Saturday was a “free day”. Kurtis – thinking outside of the box of activities previously done by visiting teams – planned a day of seeing the area surrounding Buikwe – on “boda bodas” (small motor bikes). What a sight we must have been, a convoy of eight boda bodas, all with “Muzungu” riders. One of the men I met after church on Sunday said he’d seen us riding through the village – his disbelief of “maybe even 7 boda bodas with Muzungu riders.” I laughed with him – saying it was actually 8! The countryside was beautiful, and we were so much closer to everything on the back of these bikes. Rolling hills, lush green vegetation, healthy crops, beautiful massive trees. My driver, Henry, is an IN Uganda staff member. He is responsible for teams who come to Buikwe. He was playfully competitive. Once he saw I was comfortable on the bike, he would say over his shoulder “are you ready,” and with my affirmation, we would accelerate, passing everyone and leaving them far behind us.
We went to Lugazi to a tailor. All the team women were interested in having an African dress made. We chose colorful fabrics and then looked over a series of pictures to choose our dress style. Henry was very involved, giving many suggestions as to the most fashionable of the dress styles. The seamstress did not have patterns. She simply took measurements and went from there. They will be ready on Tuesday, so we will wear them to church next Sunday.
We rode on to Kiyindi. So much beautiful country side. We were visitors for lunch at three households who had children sponsored to attend school at the IN school. I could see that many preparations were made for us. In front of each home, all the leaves had been swept clean. The women were in good dresses. It was clear to me that they took receiving their guests with a great sense of wanting to welcome us and extend to us their best. Mike, Nicole, and I had lunch prepared by a woman who was auntie to a little girl who was orphaned. She was sponsored by IN. The woman spoke no English and was very quiet with us. She served us a very big meal in her kitchen, but would not join us. When I asked Henry our IN guide if the family would join us, he said they would not. We were served two fish dishes, one made with ground nuts; rice, greens, matoke (a plantain dish), and cassava (a very fibrous root vegetable). From Henry’s perspective – we had a very African meal! And it was very delicious based on this appetite! It was a little foreign for the rest of us. We ate some of everything, being conscious that it would be good to leave food for the family to eat. Henry said she would have prepared at least 4 hours to cook this meal for us. It was profoundly uncomfortable. I felt like I was given this honor when it was completely undeserved. Even if I sponsored many of the children in this village, it would have been too much. I would have rather learned to cook something beside her, sharing her kitchen. Or sitting and having a visit, instead of receiving a meal she could never provide for her own family.
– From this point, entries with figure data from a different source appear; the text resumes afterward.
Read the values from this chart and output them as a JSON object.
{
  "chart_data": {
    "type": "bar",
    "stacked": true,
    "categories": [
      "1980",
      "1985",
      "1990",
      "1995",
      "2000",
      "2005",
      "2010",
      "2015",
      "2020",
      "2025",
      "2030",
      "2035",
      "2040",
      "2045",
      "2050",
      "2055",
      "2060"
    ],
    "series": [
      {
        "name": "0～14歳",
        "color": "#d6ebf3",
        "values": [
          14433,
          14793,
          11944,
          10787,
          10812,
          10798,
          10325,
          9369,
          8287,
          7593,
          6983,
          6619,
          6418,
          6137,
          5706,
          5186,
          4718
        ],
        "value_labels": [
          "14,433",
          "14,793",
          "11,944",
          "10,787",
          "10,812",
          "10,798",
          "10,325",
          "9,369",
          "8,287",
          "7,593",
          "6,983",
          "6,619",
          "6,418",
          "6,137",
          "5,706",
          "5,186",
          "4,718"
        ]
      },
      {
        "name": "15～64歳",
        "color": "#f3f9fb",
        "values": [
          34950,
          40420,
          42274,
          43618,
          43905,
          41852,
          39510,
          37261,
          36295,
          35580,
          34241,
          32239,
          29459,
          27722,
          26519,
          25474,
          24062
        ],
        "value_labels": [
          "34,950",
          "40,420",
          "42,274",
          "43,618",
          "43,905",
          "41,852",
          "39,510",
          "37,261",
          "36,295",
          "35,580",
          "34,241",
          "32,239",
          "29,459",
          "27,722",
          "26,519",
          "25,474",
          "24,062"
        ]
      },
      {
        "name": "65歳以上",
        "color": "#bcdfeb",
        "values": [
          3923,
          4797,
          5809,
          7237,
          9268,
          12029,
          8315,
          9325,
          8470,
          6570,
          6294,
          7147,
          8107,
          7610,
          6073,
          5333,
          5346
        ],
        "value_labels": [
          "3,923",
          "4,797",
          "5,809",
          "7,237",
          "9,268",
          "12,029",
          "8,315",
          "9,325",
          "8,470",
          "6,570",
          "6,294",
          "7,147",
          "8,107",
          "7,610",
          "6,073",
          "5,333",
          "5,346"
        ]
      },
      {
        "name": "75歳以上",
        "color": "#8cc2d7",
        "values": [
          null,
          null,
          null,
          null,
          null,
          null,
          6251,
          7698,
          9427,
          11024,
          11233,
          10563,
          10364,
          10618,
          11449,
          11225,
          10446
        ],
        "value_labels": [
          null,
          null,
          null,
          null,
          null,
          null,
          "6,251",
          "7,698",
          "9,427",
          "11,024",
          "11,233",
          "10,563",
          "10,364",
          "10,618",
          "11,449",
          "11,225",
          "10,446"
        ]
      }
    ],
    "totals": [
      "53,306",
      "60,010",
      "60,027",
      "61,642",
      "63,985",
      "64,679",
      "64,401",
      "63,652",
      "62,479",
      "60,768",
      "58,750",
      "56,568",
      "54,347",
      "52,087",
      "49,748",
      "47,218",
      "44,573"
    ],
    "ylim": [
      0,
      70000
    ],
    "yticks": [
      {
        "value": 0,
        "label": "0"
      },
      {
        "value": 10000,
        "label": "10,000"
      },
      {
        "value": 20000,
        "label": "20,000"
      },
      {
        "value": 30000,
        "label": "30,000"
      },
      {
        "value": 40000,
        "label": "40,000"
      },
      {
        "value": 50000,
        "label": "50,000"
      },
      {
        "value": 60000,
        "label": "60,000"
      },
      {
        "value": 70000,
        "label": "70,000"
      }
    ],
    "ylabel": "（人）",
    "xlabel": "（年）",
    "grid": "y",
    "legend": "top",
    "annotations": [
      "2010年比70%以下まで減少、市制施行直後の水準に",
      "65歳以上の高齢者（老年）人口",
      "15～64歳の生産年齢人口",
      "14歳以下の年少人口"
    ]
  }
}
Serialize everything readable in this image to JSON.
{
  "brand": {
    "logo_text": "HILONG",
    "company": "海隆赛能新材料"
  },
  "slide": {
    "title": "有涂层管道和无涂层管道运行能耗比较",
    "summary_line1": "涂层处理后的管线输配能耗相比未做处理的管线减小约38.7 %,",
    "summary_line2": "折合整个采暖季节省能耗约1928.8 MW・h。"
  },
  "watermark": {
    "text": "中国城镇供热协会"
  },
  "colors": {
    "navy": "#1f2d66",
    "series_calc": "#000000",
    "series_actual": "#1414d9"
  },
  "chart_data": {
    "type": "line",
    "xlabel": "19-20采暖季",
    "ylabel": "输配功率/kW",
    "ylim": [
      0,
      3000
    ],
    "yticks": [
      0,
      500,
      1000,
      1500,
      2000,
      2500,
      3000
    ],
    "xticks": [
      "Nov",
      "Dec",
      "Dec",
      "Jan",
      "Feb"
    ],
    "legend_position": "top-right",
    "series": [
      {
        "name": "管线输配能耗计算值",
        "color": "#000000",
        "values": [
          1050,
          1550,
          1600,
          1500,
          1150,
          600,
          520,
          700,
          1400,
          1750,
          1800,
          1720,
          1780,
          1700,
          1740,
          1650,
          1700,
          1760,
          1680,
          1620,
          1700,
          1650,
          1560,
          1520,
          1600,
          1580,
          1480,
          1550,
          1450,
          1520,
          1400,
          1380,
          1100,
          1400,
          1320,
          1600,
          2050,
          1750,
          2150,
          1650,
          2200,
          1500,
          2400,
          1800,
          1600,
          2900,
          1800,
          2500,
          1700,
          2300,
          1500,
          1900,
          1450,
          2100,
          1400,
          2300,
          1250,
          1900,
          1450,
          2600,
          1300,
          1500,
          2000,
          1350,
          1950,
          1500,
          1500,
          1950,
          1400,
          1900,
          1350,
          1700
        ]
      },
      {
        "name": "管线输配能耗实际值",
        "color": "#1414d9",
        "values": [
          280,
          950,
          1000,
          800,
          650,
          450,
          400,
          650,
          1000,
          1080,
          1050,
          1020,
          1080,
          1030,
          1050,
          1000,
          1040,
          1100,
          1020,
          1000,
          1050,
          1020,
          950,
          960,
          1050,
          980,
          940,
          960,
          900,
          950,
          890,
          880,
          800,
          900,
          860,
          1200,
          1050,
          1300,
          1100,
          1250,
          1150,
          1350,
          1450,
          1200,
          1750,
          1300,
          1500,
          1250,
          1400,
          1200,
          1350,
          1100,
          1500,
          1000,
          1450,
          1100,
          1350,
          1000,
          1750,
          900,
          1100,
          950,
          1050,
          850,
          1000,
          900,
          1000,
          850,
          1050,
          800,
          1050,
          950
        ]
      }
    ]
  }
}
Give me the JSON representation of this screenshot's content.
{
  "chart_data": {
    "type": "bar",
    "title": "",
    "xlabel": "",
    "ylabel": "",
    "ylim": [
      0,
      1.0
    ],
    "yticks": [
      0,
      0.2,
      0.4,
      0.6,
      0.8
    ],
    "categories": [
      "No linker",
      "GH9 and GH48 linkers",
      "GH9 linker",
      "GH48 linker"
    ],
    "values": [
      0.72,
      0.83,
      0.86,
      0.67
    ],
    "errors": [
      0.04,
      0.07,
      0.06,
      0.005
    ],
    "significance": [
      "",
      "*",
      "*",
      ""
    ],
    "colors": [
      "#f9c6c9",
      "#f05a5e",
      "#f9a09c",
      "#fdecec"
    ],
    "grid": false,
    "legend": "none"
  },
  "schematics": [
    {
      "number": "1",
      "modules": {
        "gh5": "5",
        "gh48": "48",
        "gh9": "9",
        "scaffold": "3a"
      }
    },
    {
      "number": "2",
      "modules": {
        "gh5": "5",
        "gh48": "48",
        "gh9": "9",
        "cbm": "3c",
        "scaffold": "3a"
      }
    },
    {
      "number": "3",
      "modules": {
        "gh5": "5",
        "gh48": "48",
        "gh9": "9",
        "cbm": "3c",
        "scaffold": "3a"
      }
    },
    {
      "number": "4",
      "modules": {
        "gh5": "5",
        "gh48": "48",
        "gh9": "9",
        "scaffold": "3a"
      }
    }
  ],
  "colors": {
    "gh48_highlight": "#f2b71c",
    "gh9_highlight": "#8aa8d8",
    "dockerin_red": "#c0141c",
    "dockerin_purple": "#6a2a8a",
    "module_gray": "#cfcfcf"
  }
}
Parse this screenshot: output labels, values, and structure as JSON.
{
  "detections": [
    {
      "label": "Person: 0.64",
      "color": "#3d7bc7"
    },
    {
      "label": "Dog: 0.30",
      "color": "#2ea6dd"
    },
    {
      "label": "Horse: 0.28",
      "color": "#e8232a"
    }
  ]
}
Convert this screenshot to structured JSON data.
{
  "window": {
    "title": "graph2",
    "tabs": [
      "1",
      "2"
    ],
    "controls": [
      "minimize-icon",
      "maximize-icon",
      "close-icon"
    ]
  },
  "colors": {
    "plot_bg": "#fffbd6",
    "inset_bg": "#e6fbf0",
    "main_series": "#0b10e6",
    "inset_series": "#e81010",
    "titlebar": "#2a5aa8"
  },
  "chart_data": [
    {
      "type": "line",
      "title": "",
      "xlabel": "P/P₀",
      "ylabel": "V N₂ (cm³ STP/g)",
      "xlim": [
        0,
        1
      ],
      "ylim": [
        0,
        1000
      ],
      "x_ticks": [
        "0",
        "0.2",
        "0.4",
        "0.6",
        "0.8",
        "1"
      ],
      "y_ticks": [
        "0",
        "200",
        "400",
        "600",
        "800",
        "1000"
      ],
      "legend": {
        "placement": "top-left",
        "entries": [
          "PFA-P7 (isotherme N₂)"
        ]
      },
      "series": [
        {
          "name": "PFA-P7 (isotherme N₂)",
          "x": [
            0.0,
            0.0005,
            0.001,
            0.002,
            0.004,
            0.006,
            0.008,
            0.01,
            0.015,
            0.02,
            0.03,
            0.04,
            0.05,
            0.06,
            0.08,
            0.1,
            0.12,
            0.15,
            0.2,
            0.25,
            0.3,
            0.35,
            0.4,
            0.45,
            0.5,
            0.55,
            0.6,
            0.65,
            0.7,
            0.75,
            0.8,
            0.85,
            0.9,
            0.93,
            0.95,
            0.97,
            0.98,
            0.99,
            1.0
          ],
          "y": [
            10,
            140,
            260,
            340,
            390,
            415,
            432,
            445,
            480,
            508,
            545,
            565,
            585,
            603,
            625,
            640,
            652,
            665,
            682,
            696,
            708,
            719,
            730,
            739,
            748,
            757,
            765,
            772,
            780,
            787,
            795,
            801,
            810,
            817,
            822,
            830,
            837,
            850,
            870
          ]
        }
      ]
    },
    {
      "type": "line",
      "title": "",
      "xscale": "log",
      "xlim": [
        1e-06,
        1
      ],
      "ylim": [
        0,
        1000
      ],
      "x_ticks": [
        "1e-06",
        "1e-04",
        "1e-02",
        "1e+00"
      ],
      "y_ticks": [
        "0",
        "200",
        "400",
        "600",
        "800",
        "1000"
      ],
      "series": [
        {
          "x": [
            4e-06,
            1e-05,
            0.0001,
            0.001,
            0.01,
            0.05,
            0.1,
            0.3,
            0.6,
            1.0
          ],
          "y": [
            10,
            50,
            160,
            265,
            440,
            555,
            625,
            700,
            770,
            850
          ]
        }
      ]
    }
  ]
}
We left a significant gift, and yet it seemed not quite right to me.
The day went on to include a ferry ride across to a small island on Lake Victoria. Mike pulled out a bunch of pictures that reflect some of our Canadian landscape. The locals crossing with us were very engaged, asking questions about the mountains, and glaciers, and snowfall in the pictures. They were very interested in the photos of our family, asking who each one was and their ages. Interesting to me, that they looked at these photos the longest. A culture very interested in family, although I didn’t rule out, the fascination they may well have had over all the red hair.
Enough for today. Kurtis just asked me what chapter I’m on. I get the message! More tomorrow from another one of us.